Least affordable ranking not entirely accurate


By Glenn Battishill

On August 6, Newsweek magazine and news and opinion website The Daily Beast released a list of 25 colleges that they considered least affordable.

Ashland University ranked third.

The list displayed data including total price of living on campus, percent of graduates with debt, average debt, percentage of undergraduate students receiving financial aid and several other factors.

While many students laughed at the ranking, casually remarking about how proud they are of their expensive school, Ashland University administration has been very concerned as to why their school ranked so high on the list.

Vice President for Enrollment Management and Marketing Dr. Scott Van Loo investigated the methodology and data used by Newsweek to give out the ranking and found that the results were misleading.

“One of the things you have to look at whenever you end up on a list, either good or bad, is look at the methodology,” Van Loo said. “[Newsweek] looked at a variety of factors when creating this list. One of the ones I think you can poke holes in is that 25% of their ranking was based on median income for recent grads as well as grads 30 years into their careers and average earning potential data from Payscale.com.

“I’ve heard from other institutions that were frustrated with Payscale because they felt they were somehow gathering data and earning potential from graduates but no one has a handle on how many graduates they gathered data from.”

Ashland University boasts over forty thousand graduates and Van Loo wondered what sample of those graduates Payscale was using to gather data.

“It appears that they only include graduates with just Bachelor degrees,” Van Loo said.

Payscale.com’s methodology states that only graduates with Bachelor degrees were collected, thus ruling out anyone with any kind of graduate degree, master’s degree or doctorate and therefore eliminating law, medical, some educational professions and many other careers from the data.

“With that in mind it’s hard to see how truly representative of a sample of graduates this is,” Van Loo said.

Van Loo said that this is only one of a few factors that he believes has skewed the data against Ashland University.

Another factor that played into Ashland’s high ranking was the percentage of students getting financial aid from the school: 98 percent.

“It appears [according to the ranking] that if you have a high number of students receiving financial aid then it’s a bad thing,” Van Loo said. “In this survey, giving students financial aid is a negative.”

Van Loo recommended that to find the best information regarding the schools with the highest net prices or schools with the highest tuition, visit the College Center for Affordability and Transparency website. The site (collegecost.ed.gov), backed by the US Department of Education, shows schools ranked according to highest tuition and net price (tuition minus financial aid).
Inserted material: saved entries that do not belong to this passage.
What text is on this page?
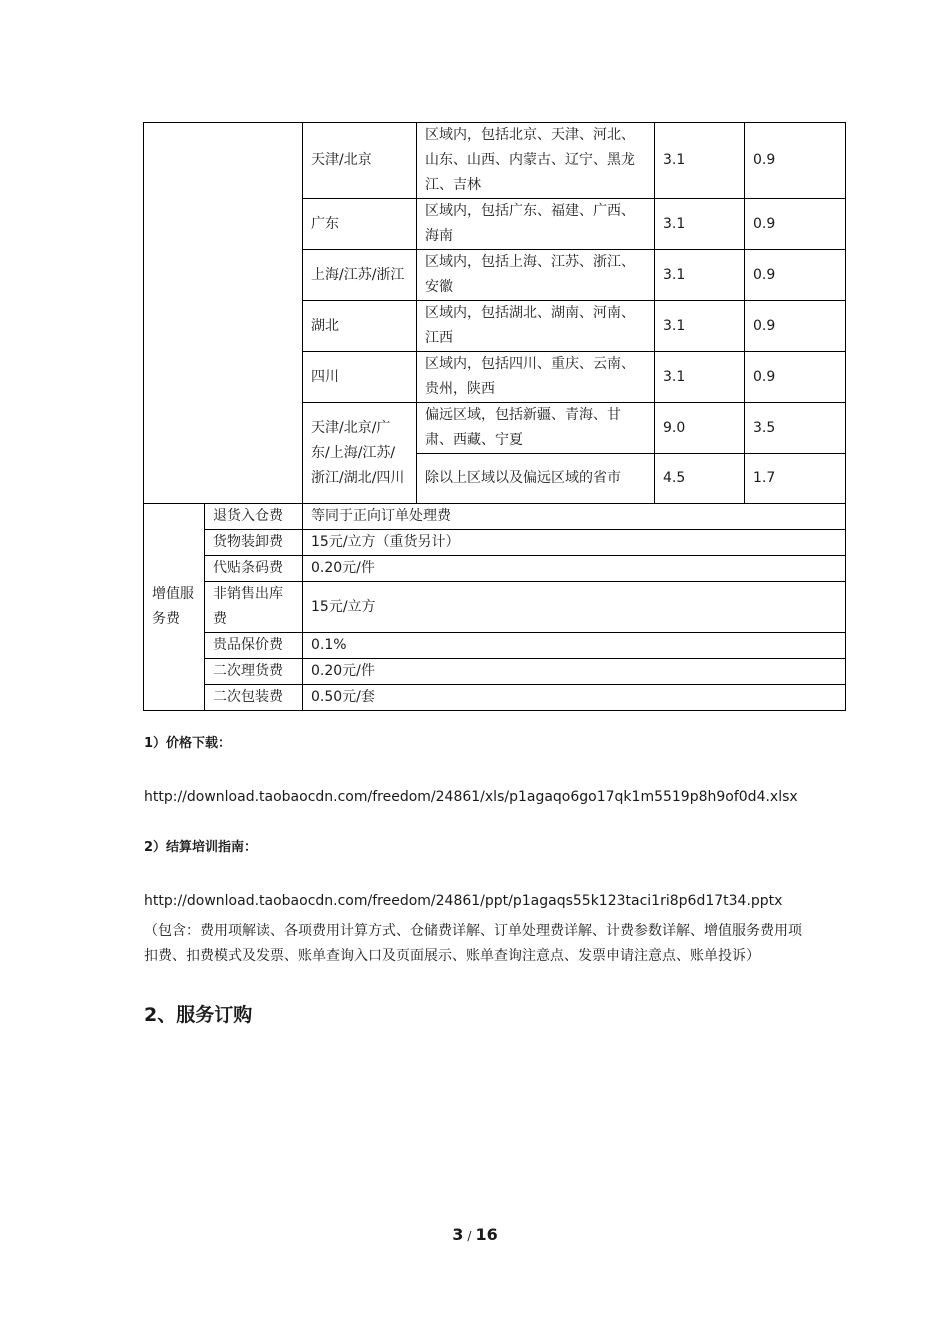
		天津/北京	区域内，包括北京、天津、河北、山东、山西、内蒙古、辽宁、黑龙江、吉林	3.1	0.9
		广东	区域内，包括广东、福建、广西、海南	3.1	0.9
		上海/江苏/浙江	区域内，包括上海、江苏、浙江、安徽	3.1	0.9
		湖北	区域内，包括湖北、湖南、河南、江西	3.1	0.9
		四川	区域内，包括四川、重庆、云南、贵州，陕西	3.1	0.9
		天津/北京/广东/上海/江苏/浙江/湖北/四川	偏远区域，包括新疆、青海、甘肃、西藏、宁夏	9.0	3.5
			除以上区域以及偏远区域的省市	4.5	1.7
增值服务费	退货入仓费	等同于正向订单处理费			
	货物装卸费	15元/立方（重货另计）			
	代贴条码费	0.20元/件			
	非销售出库费	15元/立方			
	贵品保价费	0.1%			
	二次理货费	0.20元/件			
	二次包装费	0.50元/套			
1）价格下载：
http://download.taobaocdn.com/freedom/24861/xls/p1agaqo6go17qk1m5519p8h9of0d4.xlsx
2）结算培训指南：
http://download.taobaocdn.com/freedom/24861/ppt/p1agaqs55k123taci1ri8p6d17t34.pptx
（包含：费用项解读、各项费用计算方式、仓储费详解、订单处理费详解、计费参数详解、增值服务费用项扣费、扣费模式及发票、账单查询入口及页面展示、账单查询注意点、发票申请注意点、账单投诉）
2、服务订购
3 / 16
Ashland University does not appear on either list of over 60 private not-for-profit schools.

“If we had showed up on this list it would have been something we looked at a long time ago,” Van Loo said.

Van Loo also said in a press statement regarding the Newsweek ranking that the data collected goes as far back as 2009 and significant changes have occurred at Ashland University over the past 2 years including a three-year degree program, allowing students to get a degree faster and for less money; a four-year graduation guarantee program to keep college costs predictable; approving a more than 17 percent increase in merit based scholarships for the upcoming year; approving a total of 1.1 percent increase in tuition and room and board fees; launching an accelerated accounting degree program that allows students to complete programs faster; and finally by reducing the number of credit hours needed to earn a bachelor’s degree from 128 to 120.

Van Loo added that when comparing Ashland’s 1.1 percent tuition increase to the national average of tuition increase across private 4-year colleges, 9 percent, Ashland University is working harder to make tuition and costs more affordable.

“We know that we need to keep an eye on [tuition],” Van Loo said. “If you look at the efforts we are taking to really address cost, you would be hard pressed to find a lot of institutions that took that aggressive of steps towards lowering costs.”

Regardless of Newsweek’s ranking, Van Loo and the rest of Ashland’s administration are working to make costs more affordable at AU.

“Unfortunately, that ranking is out there,” Van Loo said. “But now we have to make people understand why our costs are what they are. We think there are some flaws in [Newsweek’s] methodology but without all the facts, we are just left to respond to what was published.”

During her Feb. 29 visit to Ashland University, Martha Kanter, Under Secretary of Education, praised AU for the steps it has taken to make college more affordable.

“Ashland is a think tank,” Kanter said in February. “…AU is measuring up…You can look at any number of things that have happened here at this university and say, ‘This is an island of excellence.’ I want a country of excellence. That’s what we need.”